Sepakbola

Kylian Mbappe ‘Ajari’ Brahim Diaz Eksekusi Penalti Panenka yang Sempurna

Advertisement

Villarreal – Kylian Mbappe sukses mencetak gol penalti bergaya Panenka saat timnya mengalahkan Villarreal dengan skor 2-0 dalam lanjutan Liga Spanyol. Aksi tersebut menarik perhatian karena dilakukan di depan rekan setimnya, Brahim Diaz, yang baru saja gagal mengeksekusi penalti dengan cara serupa di final Piala Afrika 2025.

Gol Pembuka dan Penalti Panenka

Dalam pertandingan yang digelar di Estadio di la Ceramica, Villarreal, pada Minggu (25/1/2026) dini hari WIB, Mbappe membuka keunggulan timnya pada menit ke-47. Ia memanfaatkan bola liar di depan gawang setelah bek lawan gagal menyapu umpan silang dari Vinicius Junior.

Gol kedua tercipta melalui titik putih di masa injury time babak kedua. Penalti diberikan setelah Alfonso Pedraza menjatuhkan Mbappe di kotak terlarang. Mbappe yang maju sebagai eksekutor dengan tenang mengecoh kiper Luiz Junior menggunakan penalti ala Panenka, menempatkan bola ke tengah gawang sementara sang kiper bergerak ke sisi kanan.

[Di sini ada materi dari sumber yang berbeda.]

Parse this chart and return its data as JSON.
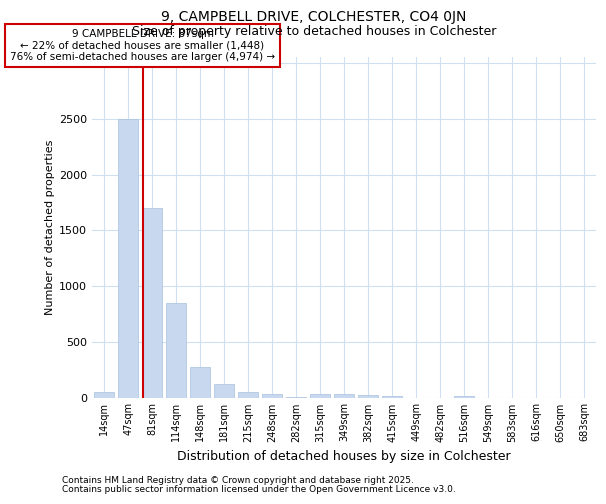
{
  "title1": "9, CAMPBELL DRIVE, COLCHESTER, CO4 0JN",
  "title2": "Size of property relative to detached houses in Colchester",
  "xlabel": "Distribution of detached houses by size in Colchester",
  "ylabel": "Number of detached properties",
  "footer1": "Contains HM Land Registry data © Crown copyright and database right 2025.",
  "footer2": "Contains public sector information licensed under the Open Government Licence v3.0.",
  "annotation_title": "9 CAMPBELL DRIVE: 87sqm",
  "annotation_line1": "← 22% of detached houses are smaller (1,448)",
  "annotation_line2": "76% of semi-detached houses are larger (4,974) →",
  "categories": [
    "14sqm",
    "47sqm",
    "81sqm",
    "114sqm",
    "148sqm",
    "181sqm",
    "215sqm",
    "248sqm",
    "282sqm",
    "315sqm",
    "349sqm",
    "382sqm",
    "415sqm",
    "449sqm",
    "482sqm",
    "516sqm",
    "549sqm",
    "583sqm",
    "616sqm",
    "650sqm",
    "683sqm"
  ],
  "values": [
    50,
    2500,
    1700,
    850,
    275,
    120,
    50,
    30,
    5,
    30,
    30,
    25,
    10,
    0,
    0,
    10,
    0,
    0,
    0,
    0,
    0
  ],
  "bar_color": "#c8d8ee",
  "bar_edge_color": "#a8c0dd",
  "property_line_color": "#cc0000",
  "annotation_box_color": "#cc0000",
  "annotation_bg": "#ffffff",
  "ylim": [
    0,
    3050
  ],
  "yticks": [
    0,
    500,
    1000,
    1500,
    2000,
    2500,
    3000
  ],
  "background_color": "#ffffff",
  "grid_color": "#d0e0f0",
  "property_bin_index": 2,
  "title1_fontsize": 10,
  "title2_fontsize": 9,
  "ylabel_fontsize": 8,
  "xlabel_fontsize": 9
}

Momen ‘Mengajari’ Brahim Diaz

Gol tersebut disambut sorak-sorai rekan-rekannya, termasuk Brahim Diaz yang telah masuk menggantikan Arda Guler sejak menit ke-80. Aksi Mbappe ini seolah menjadi pelajaran langsung bagi Diaz mengenai cara mengeksekusi penalti Panenka yang benar, terutama dalam situasi genting.

Sebelumnya, pada final Piala Afrika 2025 tanggal 18 Januari, Diaz gagal mengeksekusi penalti dengan gaya yang sama saat Maroko kalah 0-1 dari Senegal. Dalam kedudukan imbang 0-0, tembakan Panenka Diaz berhasil ditangkap dengan mudah oleh kiper Senegal, Edouard Mendy. Kegagalan ini diduga dipengaruhi oleh aksi walk-out yang sempat dilakukan Senegal karena memprotes keputusan penalti.

Advertisement

Senegal akhirnya keluar sebagai juara setelah mencetak gol kemenangan di babak perpanjangan waktu, mengubur mimpi Maroko. Diaz yang merasa bertanggung jawab atas kekalahan tersebut sempat menyampaikan permintaan maaf melalui media sosial.

Penalti gaya Panenka memang membutuhkan tingkat fokus yang sangat tinggi. Teknik ini baru bisa berhasil jika eksekutor mampu memastikan pergerakan kiper ke satu sisi sebelum menembakkan bola pelan ke tengah. Kegagalan dalam mengeksekusi Panenka dapat berujung pada situasi yang memalukan karena bola yang ditembakkan mudah ditebak.